David Sylvian – Secrets of the Beehive (1987)

Por Rafi Mercer

Os primeiros acordes de piano de «Secrets of the Beehive» ressoam com uma espécie de inevitabilidade silenciosa, simples mas pesada, como pedras lançadas em águas calmas. Por cima deles, entra a voz de David Sylvian — barítona, serena, melancólica — transportando palavras que parecem ao mesmo tempo íntimas e indescritíveis. Lançado em 1987, este álbum marcou o desabrochar da carreira a solo de Sylvian após a sua passagem como vocalista da banda de art-pop Japan. Enquanto aquele projeto anterior tinha apostado no estilo e na aparência, «Secrets of the Beehive» voltou-se para o interior, reduzindo-se a uma paleta austera de piano, guitarra acústica, contrabaixo e orquestrações subtis. O resultado foi um álbum de uma intimidade surpreendente, um disco que parece um segredo sussurrado partilhado na escuridão.

Sylvian já tinha experimentado texturas ambientais e colaborações vanguardistas, nomeadamente com Ryuichi Sakamoto, Holger Czukay e Jon Hassell. Mas *Secrets of the Beehive* destila essas influências na forma de canções, equilibrando o lírico com o experimental. Faixas como «September» e «The Boy with the Gun» são essenciais, mas ressonantes, com a voz e o acompanhamento minimalista a criarem uma sensação de suspensão. «Orpheus» é a peça central, uma balada que flutua como fumo, com a parte de piano de Sakamoto a elevar a voz de Sylvian a algo simultaneamente frágil e intemporal. «Let the Happiness In» alarga a paleta com metais subtis, criando um brilho que nunca dissipa totalmente as sombras. Todo o álbum está impregnado de melancolia, mas nunca é sombrio. Pelo contrário, cria beleza a partir da contenção e profundidade a partir do silêncio.

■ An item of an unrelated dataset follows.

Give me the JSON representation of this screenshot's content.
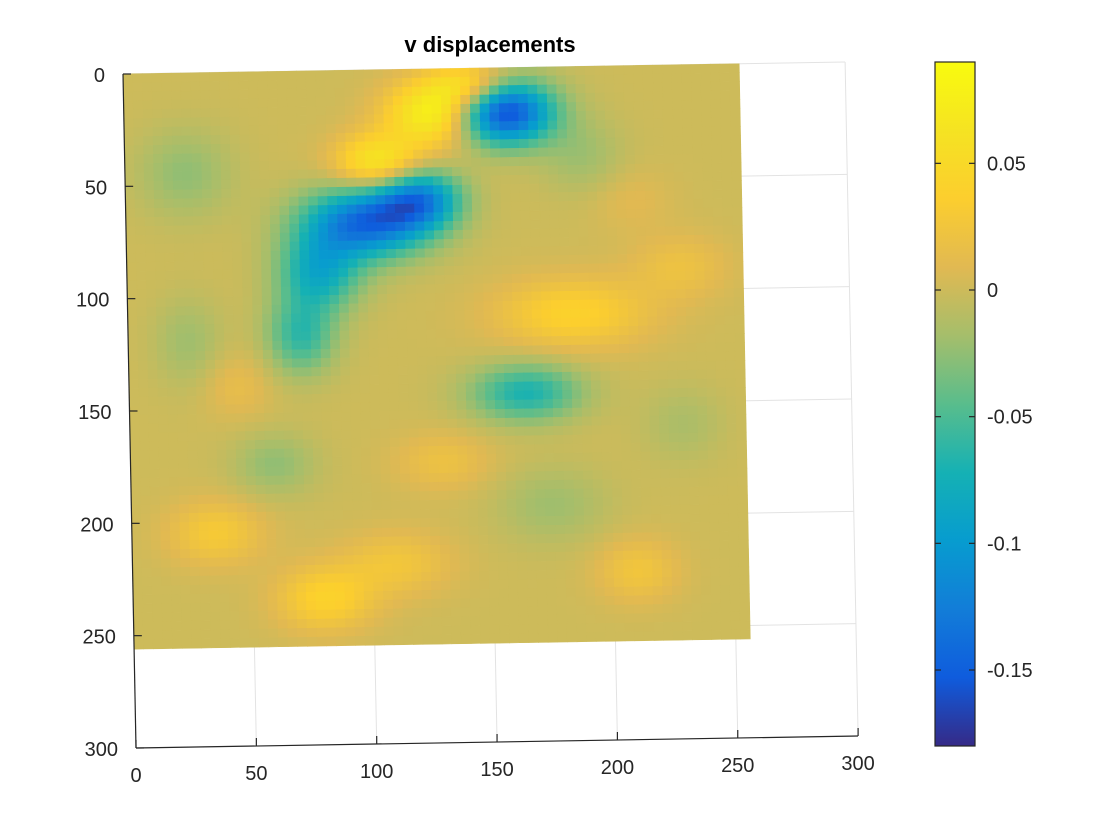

Ouvir em vinil revela o calor e os detalhes do disco. O piano ressoa com profundidade física, as cordas brilham, os silêncios respiram. A produção, a cargo de Steve Nye em colaboração com Sylvian, dá a cada som espaço para se desenvolver, sem aglomeração, sem desperdício. Quando tocado num bar de audição, o álbum transforma a sala numa câmara íntima. As conversas tornam-se mais suaves, as luzes parecem mais fracas, a atenção concentra-se na voz, no fraseado, nos espaços entre as notas. É uma música que pede confiança e, em troca, oferece imersão.

O que faz com que «Secrets of the Beehive» perdure é a sua recusa em embelezar. Numa época em que as produções dos anos 80 tendiam frequentemente para o brilho e a grandiosidade, Sylvian seguiu o caminho oposto, rumo ao minimalismo e à transparência. As canções são estruturadas, mas parecem mais meditações do que narrativas, menos preocupadas com a resolução do que com a atmosfera. O álbum faz a ponte entre o art-pop dos seus anos no Japão e o trabalho mais abertamente experimental que se seguiria, mas destaca-se como uma declaração de clareza e intenção.

Há aqui uma intemporalidade, uma sensação de que o disco não pertence a nenhuma época. As suas texturas são acústicas, o seu ambiente é contemplativo, a sua voz é inconfundivelmente humana. Quando ouvido hoje, não parece nem retro nem moderno, mas sim eterno, parte da linhagem de discos que exploram paisagens interiores. Basta colocar a agulha e não somos transportados para um lugar ou tempo; somos levados para mais perto de nós próprios, do pensamento, da memória. É um álbum que cria espaço em vez de o preencher, que revela o que pode acontecer quando um músico se atreve a ser minimalista.

Para Sylvian, *Secrets of the Beehive* foi uma síntese da sua identidade artística — elegante, melancólica, precisa. Para os ouvintes, continua a ser um farol do que o art-pop pode ser quando despojado de artifícios. No contexto da cultura da audição, exemplifica como o minimalismo pode ter tanto peso quanto o maximalismo, como o silêncio pode ser tão poderoso quanto o som. Faz parte do cânone dos álbuns que definem a audição profunda, discos que não exigem atenção, mas a recompensam imensamente.